È quanto emerge da uno studio di justEtf, piattaforma europea di ricerca e confronto di Etf che ha preso in esame 283 Etf tematici Ucits lanciati in Europa a partire dal 2016, confrontandone la permanenza sul mercato alla stessa età. Dopo tre anni e mezzo è ancora quotato l'82% dei prodotti; la quota scende al 79% dopo cinque anni e al 74% dopo sette anni. Tuttavia, considerando soltanto le liquidazioni ed escludendo le fusioni, la percentuale di Etf tematici ancora presenti sul mercato dopo sette anni sale all'82% - il che significa che una parte delle uscite è legata a operazioni di razionalizzazione dell'offerta.
Gli Etf liquidati presentavano, all'ultima rilevazione disponibile prima della chiusura, un patrimonio mediano di appena 2,4 milioni di euro ed erano tutti al di sotto dei 50 milioni di euro di masse gestite. Anche tra i prodotti ancora attivi emerge una situazione di fragilità dimensionale: oltre la metà gestisce meno di 50 milioni di euro e circa il 65% rimane sotto i 100 milioni. All'estremo opposto, oltre 44 degli 80 miliardi di euro complessivamente investiti negli Etf tematici europei sono concentrati nei primi dieci fondi. Il mercato appare quindi fortemente polarizzato tra pochi Etf di grandi dimensioni e un'ampia fascia di prodotti con patrimoni molto più contenuti.
"Quando si investe in un Etf tematico l'attenzione si concentra quasi esclusivamente sulle prospettive del settore. L'analisi evidenzia invece che esiste un secondo livello di valutazione, spesso poco considerato ma altrettanto importante: la solidità del fondo.
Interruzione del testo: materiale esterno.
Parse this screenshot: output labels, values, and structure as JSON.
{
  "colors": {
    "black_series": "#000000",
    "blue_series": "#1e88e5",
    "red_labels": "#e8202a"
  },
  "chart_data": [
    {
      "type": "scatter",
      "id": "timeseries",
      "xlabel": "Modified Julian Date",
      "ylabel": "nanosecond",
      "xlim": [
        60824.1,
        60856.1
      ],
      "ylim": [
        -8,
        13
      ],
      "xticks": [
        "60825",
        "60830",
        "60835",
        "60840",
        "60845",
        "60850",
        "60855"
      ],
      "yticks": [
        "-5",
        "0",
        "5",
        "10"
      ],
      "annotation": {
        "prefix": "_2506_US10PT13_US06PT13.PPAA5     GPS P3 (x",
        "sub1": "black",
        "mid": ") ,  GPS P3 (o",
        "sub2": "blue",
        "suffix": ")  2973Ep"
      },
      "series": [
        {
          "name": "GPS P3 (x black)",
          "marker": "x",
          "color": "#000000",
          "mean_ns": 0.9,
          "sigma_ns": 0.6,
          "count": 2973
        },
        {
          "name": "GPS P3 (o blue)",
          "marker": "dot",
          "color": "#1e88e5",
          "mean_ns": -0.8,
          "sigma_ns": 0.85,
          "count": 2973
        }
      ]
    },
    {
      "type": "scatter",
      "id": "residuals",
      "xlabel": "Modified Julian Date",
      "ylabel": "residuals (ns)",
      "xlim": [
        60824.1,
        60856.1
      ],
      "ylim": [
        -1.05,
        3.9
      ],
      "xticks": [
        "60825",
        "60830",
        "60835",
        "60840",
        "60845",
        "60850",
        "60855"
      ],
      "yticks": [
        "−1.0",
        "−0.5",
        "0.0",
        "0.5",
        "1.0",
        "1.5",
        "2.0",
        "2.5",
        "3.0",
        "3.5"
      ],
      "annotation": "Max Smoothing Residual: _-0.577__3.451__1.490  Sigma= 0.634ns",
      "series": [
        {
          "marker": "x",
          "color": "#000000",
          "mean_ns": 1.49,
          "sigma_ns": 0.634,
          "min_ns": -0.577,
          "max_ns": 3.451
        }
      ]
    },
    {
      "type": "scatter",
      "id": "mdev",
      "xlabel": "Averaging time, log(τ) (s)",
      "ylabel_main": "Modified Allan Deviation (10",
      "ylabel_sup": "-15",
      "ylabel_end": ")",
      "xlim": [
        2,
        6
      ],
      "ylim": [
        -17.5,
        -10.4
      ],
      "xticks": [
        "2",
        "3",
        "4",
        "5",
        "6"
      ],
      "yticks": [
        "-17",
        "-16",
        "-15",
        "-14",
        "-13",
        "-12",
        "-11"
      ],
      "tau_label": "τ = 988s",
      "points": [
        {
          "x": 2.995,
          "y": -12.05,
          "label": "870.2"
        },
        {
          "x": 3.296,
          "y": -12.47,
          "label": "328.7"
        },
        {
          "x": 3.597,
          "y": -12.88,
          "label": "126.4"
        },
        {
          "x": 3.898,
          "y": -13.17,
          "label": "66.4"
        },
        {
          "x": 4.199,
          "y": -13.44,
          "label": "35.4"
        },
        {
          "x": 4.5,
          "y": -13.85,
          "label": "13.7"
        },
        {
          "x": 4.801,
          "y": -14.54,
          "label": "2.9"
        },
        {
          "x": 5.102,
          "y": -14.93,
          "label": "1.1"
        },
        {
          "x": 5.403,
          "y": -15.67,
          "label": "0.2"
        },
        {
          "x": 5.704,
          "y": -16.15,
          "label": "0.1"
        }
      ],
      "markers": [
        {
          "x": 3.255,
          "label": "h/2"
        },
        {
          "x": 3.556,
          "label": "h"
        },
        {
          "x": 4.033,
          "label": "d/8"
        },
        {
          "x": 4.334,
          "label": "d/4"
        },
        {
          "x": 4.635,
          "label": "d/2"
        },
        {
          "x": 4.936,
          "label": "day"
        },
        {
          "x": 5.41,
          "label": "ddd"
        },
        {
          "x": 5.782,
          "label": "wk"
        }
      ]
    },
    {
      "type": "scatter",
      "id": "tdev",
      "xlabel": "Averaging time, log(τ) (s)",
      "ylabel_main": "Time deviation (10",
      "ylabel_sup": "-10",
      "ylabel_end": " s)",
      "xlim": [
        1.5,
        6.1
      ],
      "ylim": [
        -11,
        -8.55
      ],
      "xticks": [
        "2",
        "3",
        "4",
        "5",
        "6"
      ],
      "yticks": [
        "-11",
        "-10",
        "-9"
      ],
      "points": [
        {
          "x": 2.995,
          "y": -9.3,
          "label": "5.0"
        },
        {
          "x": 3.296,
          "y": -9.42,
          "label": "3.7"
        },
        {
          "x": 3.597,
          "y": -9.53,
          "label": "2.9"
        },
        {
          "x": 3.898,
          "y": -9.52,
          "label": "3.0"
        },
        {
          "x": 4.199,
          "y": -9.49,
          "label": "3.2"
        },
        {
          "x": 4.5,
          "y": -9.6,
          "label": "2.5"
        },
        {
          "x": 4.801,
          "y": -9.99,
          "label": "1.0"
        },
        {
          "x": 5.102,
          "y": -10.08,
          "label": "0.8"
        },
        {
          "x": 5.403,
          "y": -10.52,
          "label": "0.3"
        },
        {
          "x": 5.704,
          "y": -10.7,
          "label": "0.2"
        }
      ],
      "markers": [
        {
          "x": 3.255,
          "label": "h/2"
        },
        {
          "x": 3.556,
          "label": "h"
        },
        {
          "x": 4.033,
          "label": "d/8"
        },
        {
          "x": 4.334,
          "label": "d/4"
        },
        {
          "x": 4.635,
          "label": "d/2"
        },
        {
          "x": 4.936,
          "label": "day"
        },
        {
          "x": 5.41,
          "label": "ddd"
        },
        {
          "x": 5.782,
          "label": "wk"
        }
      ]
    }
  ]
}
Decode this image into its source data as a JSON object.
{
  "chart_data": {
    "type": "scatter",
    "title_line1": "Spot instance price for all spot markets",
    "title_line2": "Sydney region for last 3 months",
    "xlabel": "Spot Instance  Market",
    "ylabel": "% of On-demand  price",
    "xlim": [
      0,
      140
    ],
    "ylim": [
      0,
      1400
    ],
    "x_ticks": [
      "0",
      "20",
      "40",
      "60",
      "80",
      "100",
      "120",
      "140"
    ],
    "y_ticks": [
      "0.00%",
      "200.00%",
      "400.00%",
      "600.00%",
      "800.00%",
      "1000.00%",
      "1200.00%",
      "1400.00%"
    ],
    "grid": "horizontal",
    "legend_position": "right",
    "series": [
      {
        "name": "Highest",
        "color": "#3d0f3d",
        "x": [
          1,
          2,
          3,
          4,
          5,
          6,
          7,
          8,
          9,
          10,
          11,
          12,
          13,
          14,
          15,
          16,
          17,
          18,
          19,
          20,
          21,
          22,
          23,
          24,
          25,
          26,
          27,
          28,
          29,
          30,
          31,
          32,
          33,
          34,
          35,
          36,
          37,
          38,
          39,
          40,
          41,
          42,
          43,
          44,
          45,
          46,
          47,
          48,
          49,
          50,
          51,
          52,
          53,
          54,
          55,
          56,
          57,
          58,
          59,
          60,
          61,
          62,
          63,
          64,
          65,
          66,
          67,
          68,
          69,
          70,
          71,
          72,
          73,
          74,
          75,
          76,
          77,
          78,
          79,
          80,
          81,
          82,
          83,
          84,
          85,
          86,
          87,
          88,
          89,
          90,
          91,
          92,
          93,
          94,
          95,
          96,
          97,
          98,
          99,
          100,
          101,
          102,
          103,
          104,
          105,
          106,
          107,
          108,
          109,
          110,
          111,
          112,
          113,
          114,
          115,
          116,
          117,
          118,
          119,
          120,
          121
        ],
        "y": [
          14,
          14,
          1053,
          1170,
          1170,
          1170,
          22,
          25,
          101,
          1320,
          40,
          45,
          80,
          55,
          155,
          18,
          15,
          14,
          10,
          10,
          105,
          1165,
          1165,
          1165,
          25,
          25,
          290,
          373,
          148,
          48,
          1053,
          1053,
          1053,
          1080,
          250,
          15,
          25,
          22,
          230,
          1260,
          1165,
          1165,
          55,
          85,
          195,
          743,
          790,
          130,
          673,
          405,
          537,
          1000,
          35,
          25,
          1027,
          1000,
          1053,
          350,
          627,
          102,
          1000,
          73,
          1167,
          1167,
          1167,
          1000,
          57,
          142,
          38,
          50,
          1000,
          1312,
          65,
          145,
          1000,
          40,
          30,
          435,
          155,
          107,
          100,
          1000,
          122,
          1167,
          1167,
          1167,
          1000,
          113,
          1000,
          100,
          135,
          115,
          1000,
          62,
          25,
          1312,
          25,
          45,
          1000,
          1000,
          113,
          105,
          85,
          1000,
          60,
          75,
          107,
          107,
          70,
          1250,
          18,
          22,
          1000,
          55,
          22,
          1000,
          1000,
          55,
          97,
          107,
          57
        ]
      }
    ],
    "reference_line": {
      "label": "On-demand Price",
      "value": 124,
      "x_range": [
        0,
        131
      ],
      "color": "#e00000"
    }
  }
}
Un Etf può essere esposto a un trend con ottime prospettive e, nonostante questo, non riuscire a raggiungere una dimensione sufficiente a garantirne la permanenza sul mercato", spiega Lorenzo Demaria, country manager Italia di justEtf. "Il patrimonio gestito va sempre interpretato insieme all'età del fondo. Masse contenute nei primi mesi di vita possono essere fisiologiche; lo stesso patrimonio dopo alcuni anni racconta invece una storia molto diversa e può rappresentare un segnale di fragilità".
La domanda giusta davanti a un Etf tematico non è quindi quanto è grande, ma quanto è grande rispetto al tempo che ha avuto per crescere. "L'analisi - prosegue Demaria - non suggerisce di evitare gli Etf tematici. Questi strumenti possono rappresentare un'efficace componente satellite del portafoglio per esporsi a specifici trend di lungo periodo. La chiave è inserirli all'interno di una costruzione equilibrata, nella quale il nucleo dell'investimento continui a poggiare su strumenti ampiamente diversificati".